Set difference of two lists using BASH shell

Recently a handful of e-mail messages went undelivered due to some mis-communication between 2 servers.

One server had a record of all the addresses it thought it sent to over the period of time in question, and the other server a record of all the addresses to which it had actually delivered (including messages from several other servers).

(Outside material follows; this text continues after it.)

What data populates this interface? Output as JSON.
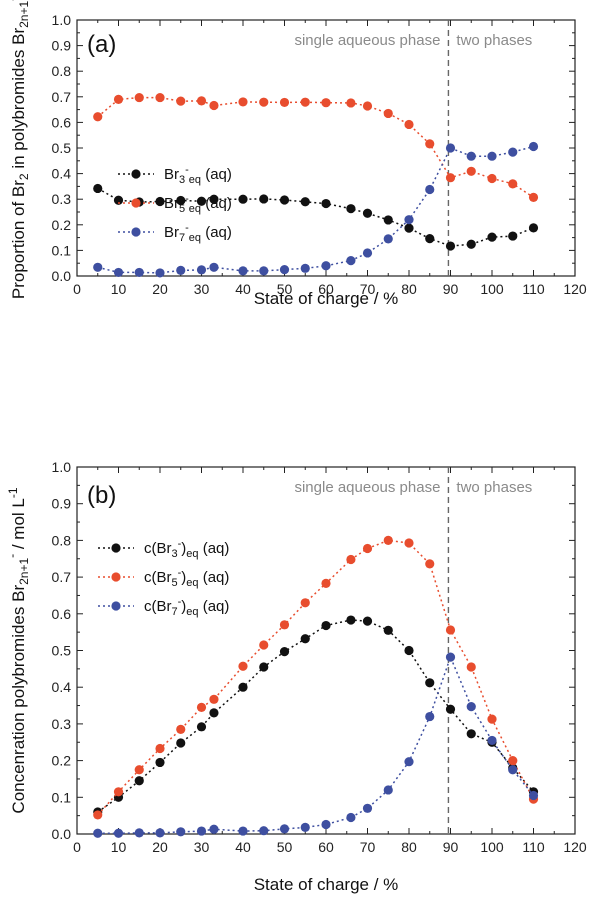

I had both lists, but what I really wanted was just the set difference: only the elements of the first list that did not appear in the second. (In other words, a list of the recipients whose messages were never delivered).

I had two files:

  • possibly-delivered.txt
  • definitely-delivered.txt

First, the possibly-delivered.txt file had a bunch of extraneous lines, all of which contained the same term: “undelivered”. Since that term did not exist in any of the lines I was looking for, I removed all the lines using sed (stream editor):

sed '/undelivered/d' possibly-delivered.txt > possibly-delivered-edited.txt

I already knew (from prior investigations) that there should be 204 addresses in that list, so I performed a check to make sure there were 204 lines in the file using wc (word count):

wc -l possibly-delivered-edited.txt

204 lines returned. Great! Now, how to compare the 2 files to get only the results I wanted?

With a little help from Set Operations in the Unix Shell I found what I needed–comm (compare):

comm -23 possibly-delivered-edited.txt definitely-delivered.txt

However, comm warned me that the 2 files were not in sorted order, so first I had to sort them:

sort possibly-delivered-edited.txt > possibly-delivered-edited-sorted.txt
sort definitely-delivered.txt > definitely-delivered-sorted.txt

comm -23 possibly-delivered-edited-sorted.txt definitely-delivered-sorted.txt

This returned zero results. That was not possible (or at least, highly improbable!), so I checked the files. It looks like the sed command had converted my Windows linebreaks to Unix linebreaks, so I ran a command to put them back:
unix2dos possibly-delivered-edited-sorted.txt

comm -23 possibly-delivered-edited-sorted.txt definitely-delivered-sorted.txt

That returned my list of addresses from the first list that did not appear in the second list. (Quickly, accurately, and without tedium.)